Moldings and composite bodies of this type are used, e.g., as wearing parts in the spouts of metallurgical vessels (so-called nozzles, pouring spouts and channels, submerged pipes, but also as sliding plates or the like).
The prior-art refractory molding comprises essentially an inner shell and an outer shell, which are prefabricated in a tubular shape. While the outer shell is said to consist essentially of carbon-bound aluminum oxide according to one embodiment, zirconium dioxide is selected as the material for the inner shell.
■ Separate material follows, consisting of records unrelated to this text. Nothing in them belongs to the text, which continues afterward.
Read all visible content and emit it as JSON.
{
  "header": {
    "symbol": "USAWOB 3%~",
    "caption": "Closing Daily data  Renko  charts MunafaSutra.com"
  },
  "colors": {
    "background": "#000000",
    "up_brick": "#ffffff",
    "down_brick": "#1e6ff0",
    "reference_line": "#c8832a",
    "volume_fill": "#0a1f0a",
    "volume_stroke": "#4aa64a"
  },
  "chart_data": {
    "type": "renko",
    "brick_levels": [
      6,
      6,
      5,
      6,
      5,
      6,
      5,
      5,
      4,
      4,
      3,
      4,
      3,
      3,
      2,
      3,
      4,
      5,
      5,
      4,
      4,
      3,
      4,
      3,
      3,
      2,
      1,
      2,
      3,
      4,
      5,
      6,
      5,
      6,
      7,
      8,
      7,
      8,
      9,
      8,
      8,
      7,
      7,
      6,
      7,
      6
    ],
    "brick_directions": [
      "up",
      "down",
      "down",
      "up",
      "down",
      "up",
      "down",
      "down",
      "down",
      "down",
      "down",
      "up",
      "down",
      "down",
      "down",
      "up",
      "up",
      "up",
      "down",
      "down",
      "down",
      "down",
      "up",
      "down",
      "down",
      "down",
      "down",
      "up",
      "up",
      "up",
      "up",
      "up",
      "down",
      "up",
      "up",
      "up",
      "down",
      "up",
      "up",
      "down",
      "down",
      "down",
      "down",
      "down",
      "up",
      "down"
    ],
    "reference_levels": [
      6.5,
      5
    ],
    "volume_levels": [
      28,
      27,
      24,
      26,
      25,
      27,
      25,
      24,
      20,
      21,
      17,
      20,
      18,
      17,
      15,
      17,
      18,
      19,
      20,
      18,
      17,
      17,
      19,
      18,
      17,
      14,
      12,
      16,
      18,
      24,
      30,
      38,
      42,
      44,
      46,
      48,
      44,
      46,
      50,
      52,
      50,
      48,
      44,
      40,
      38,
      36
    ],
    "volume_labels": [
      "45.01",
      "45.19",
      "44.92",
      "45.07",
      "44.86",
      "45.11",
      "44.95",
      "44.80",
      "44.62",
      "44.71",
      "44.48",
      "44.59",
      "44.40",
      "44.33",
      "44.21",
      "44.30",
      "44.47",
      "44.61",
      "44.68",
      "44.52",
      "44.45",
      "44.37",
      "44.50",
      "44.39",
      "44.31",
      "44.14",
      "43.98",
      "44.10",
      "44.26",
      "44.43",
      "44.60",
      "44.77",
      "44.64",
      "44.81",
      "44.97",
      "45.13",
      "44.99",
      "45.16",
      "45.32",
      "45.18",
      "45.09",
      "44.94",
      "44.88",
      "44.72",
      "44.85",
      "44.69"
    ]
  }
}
The material for the outer shell was selected from the viewpoint that the outer shell shall be able to be heated inductively in an electromagnetic field. It is achieved as a result that the inner shell can be preheated slowly and uniformly to a value close to its operating temperature. The risk of cracking is avoided as a result. Due to the inductive heating of the inner shell, it assumes the conduction of heat to the outer shell.
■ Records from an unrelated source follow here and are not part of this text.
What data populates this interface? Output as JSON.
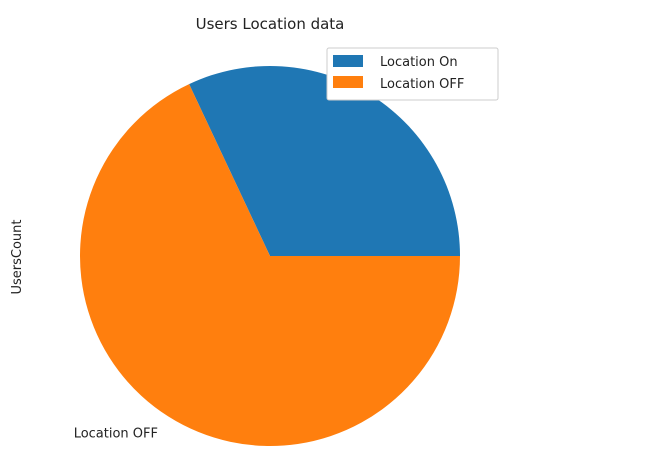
{
  "chart_data": {
    "type": "pie",
    "title": "Users Location data",
    "ylabel": "UsersCount",
    "labels": [
      "Location On",
      "Location OFF"
    ],
    "values": [
      32,
      68
    ],
    "colors": [
      "#1f77b4",
      "#ff7f0e"
    ],
    "legend": {
      "placement": "top-right",
      "entries": [
        "Location On",
        "Location OFF"
      ]
    }
  }
}
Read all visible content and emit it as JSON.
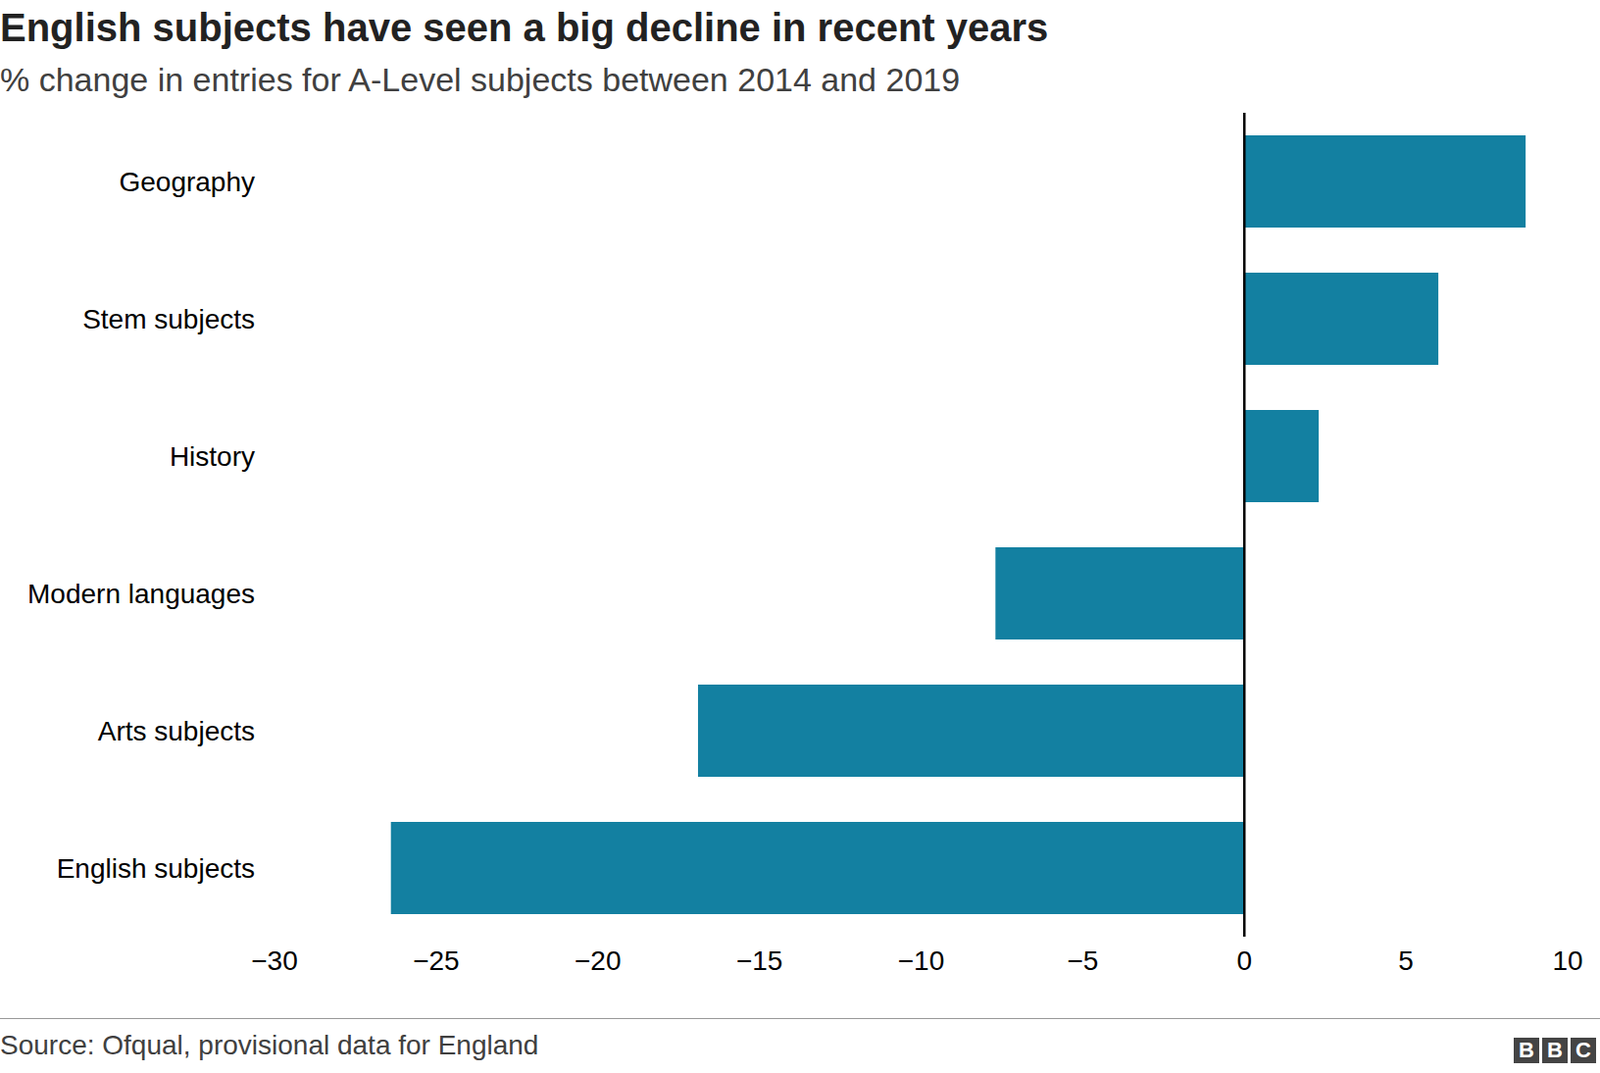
{
  "chart_data": {
    "type": "bar",
    "title": "English subjects have seen a big decline in recent years",
    "subtitle": "% change in entries for A-Level subjects between 2014 and 2019",
    "source": "Source: Ofqual, provisional data for England",
    "logo": "BBC",
    "categories": [
      "Geography",
      "Stem subjects",
      "History",
      "Modern languages",
      "Arts subjects",
      "English subjects"
    ],
    "values": [
      8.7,
      6.0,
      2.3,
      -7.7,
      -16.9,
      -26.4
    ],
    "color": "#1380a1",
    "orientation": "horizontal",
    "grid": false,
    "xlim": [
      -30,
      10
    ],
    "xticks": [
      {
        "value": -30,
        "label": "−30"
      },
      {
        "value": -25,
        "label": "−25"
      },
      {
        "value": -20,
        "label": "−20"
      },
      {
        "value": -15,
        "label": "−15"
      },
      {
        "value": -10,
        "label": "−10"
      },
      {
        "value": -5,
        "label": "−5"
      },
      0,
      5,
      10
    ]
  }
}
To prepare the prior-art refractory molding, it is necessary to prefabricate the inner shell and the outer shell separately and to subsequently prepare a composite body. This is difficult, among other things, even because of the small wall thicknesses of the moldings.
A refractory casting sleeve for a metallurgical vessel, which consists of, e.g., zirconium carbide and has an inner carbon coating, has been known from FR-PS 1 525 154. The casting sleeve is surrounded by an induction coil, by means of which the casting sleeve is heated.
According to the suggestion made in EP 0 379 647 B1, the induction coil is part of the inner wall of a multilayer, refractory ceramic tubular body.
A process for the inductive heating of a molding made of ceramic material, which does not couple inductively at room temperature, but can be coupled to the field of the inductor at increased temperature, is described in DE 43 01 330 A1. The tubular molding consists of zirconium dioxide, which is practically electrically nonconductive at ambient temperature but which develops electric conductivity at increased temperatures, beginning at, e.g., 800.degree. C. The molding is provided on the inside with a coating that is electrically conductive even at room temperature.
The refractory nozzle according to DE 44 28 297 A1 consists of a wear-resistant core consisting of zirconium dioxide, which is provided with a pouring opening, and a jacket surrounding same, consisting of a carbon-bound ceramic material, which can be heated inductively beginning from room temperature. The jacket is shaped around the prefabricated core and is compacted.
The inductive heating of the said refractory ceramic wearing parts represents a considerable technological progress over conventional methods of preheating (e.g., by direct exposure to burner flames), because a uniform, "soft" heating of the component is achieved, so that chipping off or cracking due to different heat zones in the component can be practically ruled out. As a result, the essential safety of such parts is substantially increased, for example in the spout area of a metallurgical melting vessel.